The Black Doll Series

American female slaves were the earliest makers of black dolls for their own children. The mass production of black dolls (for more seemingly sinister purposes) dates back to late 19th century toy production in Germany and France. By appropriating the listing photos of black vintage dolls for sale on e-commerce sites like Etsy and eBay, I have created a collection of new non-gestural, digital images rooted in the aesthetic tradition of geometric abstraction.

One common use for dolls across cultures has been to represent the human figure and instill a sense of care and maternity. Although for many children of color, the dolls chosen for us are also our first introduction to the divisive concept of “race”, specifically if the doll’s color does not match our own.

As a child, the darkest doll I had was a Hawaiian Barbie that I coveted for her caramel skin, brown eyes and silky, jet-black hair that flowed past her waist. As a mother, I question the roles dolls play in establishing conventional expressions of gender and racial identity. I am further interested in how the mass production of these dolls have perpetuated or upheld stereotypical opinions about femininity, motherhood and blackness.
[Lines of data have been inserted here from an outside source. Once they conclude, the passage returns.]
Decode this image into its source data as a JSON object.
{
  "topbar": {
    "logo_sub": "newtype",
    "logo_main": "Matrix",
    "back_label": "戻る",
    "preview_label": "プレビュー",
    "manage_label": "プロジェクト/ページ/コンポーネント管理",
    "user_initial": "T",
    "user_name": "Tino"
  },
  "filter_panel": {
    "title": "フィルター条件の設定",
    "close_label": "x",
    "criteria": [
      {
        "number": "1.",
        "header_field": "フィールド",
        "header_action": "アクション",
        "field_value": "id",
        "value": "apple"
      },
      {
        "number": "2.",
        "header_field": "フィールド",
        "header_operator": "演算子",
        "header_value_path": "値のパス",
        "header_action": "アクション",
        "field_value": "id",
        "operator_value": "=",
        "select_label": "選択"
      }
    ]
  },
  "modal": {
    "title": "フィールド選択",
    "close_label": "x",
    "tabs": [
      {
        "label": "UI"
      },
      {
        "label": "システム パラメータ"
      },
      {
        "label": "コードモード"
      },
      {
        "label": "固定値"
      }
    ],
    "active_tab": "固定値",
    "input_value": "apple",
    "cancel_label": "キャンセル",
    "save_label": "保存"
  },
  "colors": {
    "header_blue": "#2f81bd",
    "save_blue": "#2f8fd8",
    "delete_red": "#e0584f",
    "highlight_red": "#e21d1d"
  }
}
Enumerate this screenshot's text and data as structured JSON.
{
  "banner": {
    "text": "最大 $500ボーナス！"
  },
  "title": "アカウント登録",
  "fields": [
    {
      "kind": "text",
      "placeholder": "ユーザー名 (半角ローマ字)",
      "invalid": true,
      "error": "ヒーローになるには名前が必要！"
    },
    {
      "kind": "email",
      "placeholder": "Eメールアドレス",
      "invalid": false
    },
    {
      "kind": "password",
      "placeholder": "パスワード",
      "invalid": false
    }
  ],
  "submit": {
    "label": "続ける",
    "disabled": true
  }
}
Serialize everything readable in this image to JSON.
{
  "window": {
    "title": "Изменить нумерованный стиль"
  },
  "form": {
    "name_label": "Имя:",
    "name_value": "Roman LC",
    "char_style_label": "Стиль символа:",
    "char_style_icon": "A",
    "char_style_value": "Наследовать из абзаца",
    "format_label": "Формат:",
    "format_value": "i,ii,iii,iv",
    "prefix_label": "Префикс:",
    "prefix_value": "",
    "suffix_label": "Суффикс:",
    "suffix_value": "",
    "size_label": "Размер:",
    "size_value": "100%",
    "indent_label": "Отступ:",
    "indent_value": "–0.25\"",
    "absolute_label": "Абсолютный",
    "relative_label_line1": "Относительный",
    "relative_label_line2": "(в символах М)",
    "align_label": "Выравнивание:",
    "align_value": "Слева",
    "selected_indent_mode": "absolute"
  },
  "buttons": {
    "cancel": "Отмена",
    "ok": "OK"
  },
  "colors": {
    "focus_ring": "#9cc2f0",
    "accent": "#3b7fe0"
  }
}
The Black Doll series (2017) pairs each new abstracted image with the seller’s original item description, creating an interplay between social representation and personal memory. What happens when these doll images are (digitally) broken down into basic, formal elements of shape and color? What meaning, if any, can we derive from their descriptions/captions? Can abstraction be used to deconstruct racial and gender stereotypes?